REMEMBERING CONSTRUCTIVELY

MEMORIAL SERVICE

SOCIETY FOR THE HISTORY OF CZECHOSLOVAK JEWS

Rabbi Norman Patz

March 12, 2023 – 19 Adar, 5783

REMEMBERING CONSTRUCTIVELY

1. We Jews have been described as AM HA-SEFER, the People of the Book. The original reference is, of course, to the Torah, but our relationship to the act of remembering is so important that the SEFER being referred to could also be a SEFER ZIKKARON, a Book of Memory.  Remembering is what this service has been doing since the first such ceremony in 1946. This is the 77th gathering to remember the murder of the 3792 Czech Jews who were being held in the Family Camp B II b in Birkenau on erev Purim, 1944. Our memorial service is the second oldest we are aware of, preceded only by the Warsaw Ghetto memorial service (1944).

Together with the execution of the remaining Family Camp members who had been brought from Terezin to us h wits in December 1943 and May 1944, this was the largest mass murder of Czech Jews in all of World War II.

The  Joseph Popper Lodge of B’nai Brith organized the first of these memorial services, continuing until our Society took over sponsorship in 1961. Years later, the Holocaust Survivors of Slovakia joined us.

For nearly three decades, the service was held at Congregation HaBonim on west 66th street. But after the fall of the communist regime in CZ, we were welcomed by the leaders of the Bohemian National Home, for which we are very grateful.

In these post-communist years, we have been greeted by representatives of the Czechoslovak government, starting with the first ambassador of free Czechoslovakia to the United States, Rita Klimova. In these later years, the consuls-general of Slovakia and the Czech Republic have addressed us in person, as did U.S. Ambassador to the Czech Republic, Norman Eisen, in 2019. This year’s greeting is in an email from Anna Atari, Israel’s current ambassador to the Czech Republic.

2. Over the decades, the mission of the Society has never changed.

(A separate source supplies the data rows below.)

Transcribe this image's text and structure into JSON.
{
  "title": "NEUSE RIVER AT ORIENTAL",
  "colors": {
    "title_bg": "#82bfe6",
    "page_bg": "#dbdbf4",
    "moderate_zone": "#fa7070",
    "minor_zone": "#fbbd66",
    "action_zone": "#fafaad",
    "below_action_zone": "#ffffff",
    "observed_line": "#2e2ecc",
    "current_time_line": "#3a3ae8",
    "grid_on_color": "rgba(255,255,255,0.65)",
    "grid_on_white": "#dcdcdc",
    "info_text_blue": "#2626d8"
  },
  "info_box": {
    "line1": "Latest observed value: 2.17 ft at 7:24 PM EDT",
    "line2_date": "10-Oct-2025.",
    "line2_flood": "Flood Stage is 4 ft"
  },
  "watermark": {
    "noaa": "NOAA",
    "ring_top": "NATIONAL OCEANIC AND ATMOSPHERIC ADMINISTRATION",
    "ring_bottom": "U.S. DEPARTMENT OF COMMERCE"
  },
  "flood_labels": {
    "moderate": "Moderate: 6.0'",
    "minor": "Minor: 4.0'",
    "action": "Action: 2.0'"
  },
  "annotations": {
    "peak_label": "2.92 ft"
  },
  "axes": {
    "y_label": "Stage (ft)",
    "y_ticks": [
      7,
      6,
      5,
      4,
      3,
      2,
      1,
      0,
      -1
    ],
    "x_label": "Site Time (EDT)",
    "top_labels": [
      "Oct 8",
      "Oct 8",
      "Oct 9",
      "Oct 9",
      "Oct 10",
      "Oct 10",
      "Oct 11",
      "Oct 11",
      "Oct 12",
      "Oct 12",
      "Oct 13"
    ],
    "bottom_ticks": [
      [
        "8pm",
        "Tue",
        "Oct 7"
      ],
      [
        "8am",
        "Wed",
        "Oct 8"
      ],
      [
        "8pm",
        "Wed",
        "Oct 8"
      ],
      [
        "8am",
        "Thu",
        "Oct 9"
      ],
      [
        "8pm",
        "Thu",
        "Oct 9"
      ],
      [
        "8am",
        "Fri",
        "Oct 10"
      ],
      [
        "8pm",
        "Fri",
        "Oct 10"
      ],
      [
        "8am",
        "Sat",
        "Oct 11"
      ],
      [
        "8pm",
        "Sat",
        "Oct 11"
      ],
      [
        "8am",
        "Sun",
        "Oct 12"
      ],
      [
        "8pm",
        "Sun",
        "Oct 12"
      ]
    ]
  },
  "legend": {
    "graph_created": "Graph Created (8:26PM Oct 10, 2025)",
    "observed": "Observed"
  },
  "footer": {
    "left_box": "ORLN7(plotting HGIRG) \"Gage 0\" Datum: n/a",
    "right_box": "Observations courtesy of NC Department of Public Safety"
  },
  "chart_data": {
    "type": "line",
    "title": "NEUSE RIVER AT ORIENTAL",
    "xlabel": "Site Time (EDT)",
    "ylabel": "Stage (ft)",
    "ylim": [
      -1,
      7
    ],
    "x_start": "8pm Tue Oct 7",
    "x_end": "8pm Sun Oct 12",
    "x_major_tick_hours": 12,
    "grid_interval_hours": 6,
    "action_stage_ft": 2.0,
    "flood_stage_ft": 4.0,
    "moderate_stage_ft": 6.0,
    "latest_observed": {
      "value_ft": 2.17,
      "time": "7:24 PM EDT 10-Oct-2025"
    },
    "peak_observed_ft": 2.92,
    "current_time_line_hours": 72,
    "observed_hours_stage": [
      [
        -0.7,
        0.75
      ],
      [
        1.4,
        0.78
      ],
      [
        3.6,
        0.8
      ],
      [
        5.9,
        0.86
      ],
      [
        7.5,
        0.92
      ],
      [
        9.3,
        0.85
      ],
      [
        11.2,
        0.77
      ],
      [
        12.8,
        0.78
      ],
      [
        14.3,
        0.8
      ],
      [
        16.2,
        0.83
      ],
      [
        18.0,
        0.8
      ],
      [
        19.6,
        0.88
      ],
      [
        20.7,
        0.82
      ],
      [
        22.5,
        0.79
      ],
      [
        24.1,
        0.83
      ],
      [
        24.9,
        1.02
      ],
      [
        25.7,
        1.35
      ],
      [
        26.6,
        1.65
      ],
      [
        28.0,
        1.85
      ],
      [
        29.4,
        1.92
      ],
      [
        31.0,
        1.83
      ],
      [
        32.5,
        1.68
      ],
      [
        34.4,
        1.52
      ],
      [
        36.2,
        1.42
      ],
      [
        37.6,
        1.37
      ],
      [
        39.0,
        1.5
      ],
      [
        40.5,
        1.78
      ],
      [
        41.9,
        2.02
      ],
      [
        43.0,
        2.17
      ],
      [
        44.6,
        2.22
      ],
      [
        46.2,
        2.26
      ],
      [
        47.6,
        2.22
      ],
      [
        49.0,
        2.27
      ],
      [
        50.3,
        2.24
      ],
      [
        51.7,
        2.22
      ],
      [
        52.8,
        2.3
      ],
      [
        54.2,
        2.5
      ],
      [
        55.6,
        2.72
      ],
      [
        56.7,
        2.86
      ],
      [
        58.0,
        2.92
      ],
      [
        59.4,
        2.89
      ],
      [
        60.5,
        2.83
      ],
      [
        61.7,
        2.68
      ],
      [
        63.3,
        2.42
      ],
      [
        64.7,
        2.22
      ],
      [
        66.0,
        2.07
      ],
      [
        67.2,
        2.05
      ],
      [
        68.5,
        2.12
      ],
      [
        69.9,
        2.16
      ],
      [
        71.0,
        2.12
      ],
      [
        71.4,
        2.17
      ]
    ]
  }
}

In the words of Kurt Wehle, former secretary-general of the Federation of Jewish Communities in Bohemia and Moravia, and president of the Society in 1961:

“Nobody should be allowed to call for an end to remembering this (event.) That would be the beginning of forgetting.”

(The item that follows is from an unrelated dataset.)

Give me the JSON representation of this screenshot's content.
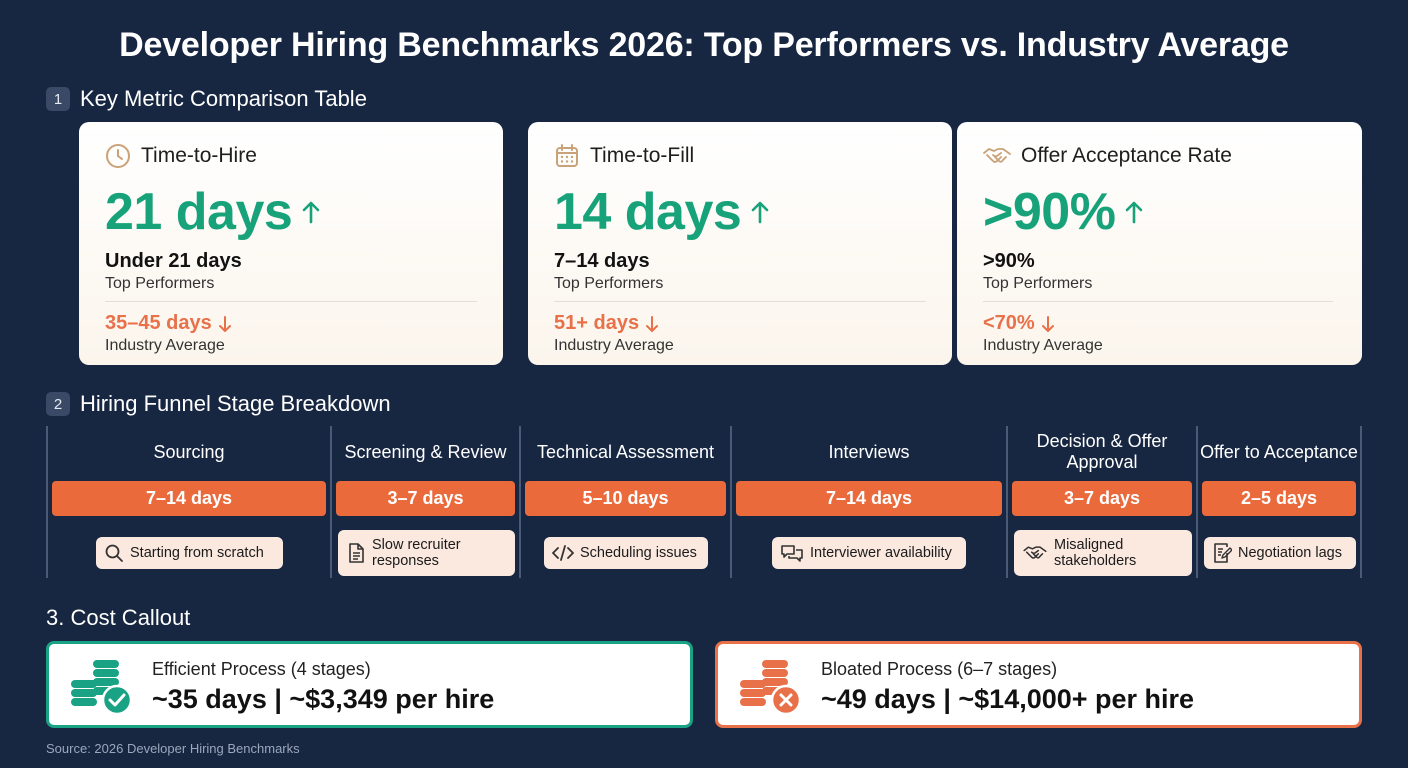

A. To tell the history truthfully and rebut communist revisionism. Three volumes published jointly with JPS, from 1968-1984, with 4 Reviews following

B. This Memorial Service, always close to the date of Purim

C. Under the leadership of Dr. Eva Derman, a number of excellent lectures on intellectual and cultural topics by distinguished scholars, presented throughout the year 

D. As survivors pass on, our numbers have dwindled, but the families in this Czech and Slovak landsmanschaft persist, one of the few that do so.

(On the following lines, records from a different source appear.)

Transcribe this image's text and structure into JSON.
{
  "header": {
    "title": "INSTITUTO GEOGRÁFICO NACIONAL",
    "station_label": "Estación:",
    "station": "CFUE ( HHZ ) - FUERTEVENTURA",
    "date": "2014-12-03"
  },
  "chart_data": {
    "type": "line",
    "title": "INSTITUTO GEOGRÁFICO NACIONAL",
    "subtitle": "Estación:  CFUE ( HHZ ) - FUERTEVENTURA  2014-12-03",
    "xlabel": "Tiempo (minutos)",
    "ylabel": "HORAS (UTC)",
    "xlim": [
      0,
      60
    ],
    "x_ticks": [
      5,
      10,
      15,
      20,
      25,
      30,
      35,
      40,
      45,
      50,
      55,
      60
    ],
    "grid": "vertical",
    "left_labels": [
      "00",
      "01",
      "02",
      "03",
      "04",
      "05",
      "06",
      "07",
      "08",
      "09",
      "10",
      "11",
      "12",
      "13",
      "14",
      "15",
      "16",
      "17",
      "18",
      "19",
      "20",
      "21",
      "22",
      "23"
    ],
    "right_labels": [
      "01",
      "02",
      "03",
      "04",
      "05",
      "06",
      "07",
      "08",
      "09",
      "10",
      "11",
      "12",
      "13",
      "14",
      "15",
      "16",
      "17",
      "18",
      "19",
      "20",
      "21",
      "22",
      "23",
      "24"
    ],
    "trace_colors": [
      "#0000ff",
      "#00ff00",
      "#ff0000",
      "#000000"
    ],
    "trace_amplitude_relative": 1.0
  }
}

3. Let me amend that: I said a few, but members should know this too: in my  New Jersey congregation, Temple Sholom of West Essex, we have a Holocaust Torah scroll from Dvur Kralove nad Labem. It’s a kosher scroll, so it is read every week, and properly described.  And then, ever since we got the names from the liberated leaders of the Czech  Jewish community, we include the names of the Jews deported from Dvur Kralove in our weekly kaddish list —  by name, by age at the time of their murder, and where the murder took place;  so that the names are clearly identified, every week throughout the year, with a full list in the synagogue’s Yom Kippur Memorial Book.

And in San Juan, Puerto Rico, where I have been a visiting rabbi for 16 years, the Holocaust scroll we have is linked to Jihlava, a former German  DEUTSCHE SPRACH INSEL in Moravia , so we list the names of Jihlava’s deportees who were sent the their execution in Sobibor, Treblinka and Auschwitz, babies a few years old to elderly ‘80’s. Some weeks, because our list is alphabetical, the six names all are from one family, three generations, murdered on the same day. 

In the Puerto Rican congregation, the custom of the mourners is to stand up when the name of the family member for whom they are saying Kaddish, when that name is read out near the end of the Shabbat service. And then, after I’d add the victims of terrorism, those who fell in the battles to defend our country and Israel and our martyrs,  I’d invite the whole congregation to rise for Kaddish.

Last year, as I was reading the six names of Jihlava deportees, some motion in the congregation caught my eye and I looked up from the list; individual members of the congregation were standing up for the Jews of Jihlava. Voluntarily! No-one told them to! I was shocked. Spanish-speaking Puerto Rican natives, Jews by choice, were standing up to say kaddish for the Jews for Jihlava! It brought tears to my eyes. Jews by choice, adult men and women who sought out the congregation and converted to Judaism, choosing to identify themselves as the family heirs of the murdered Jews of Jihlava, and standing to identify with individual Jews from a faraway place and time. Each week, they are writing new pages in the Jewish BOOK OF MEMORY. 

So in this increasingly hostile world, WE are not alone.  There is reason to hope. We will not forget. May the memory of our loved ones continue to be a blessing.  KEIN Y’HEE RATZON!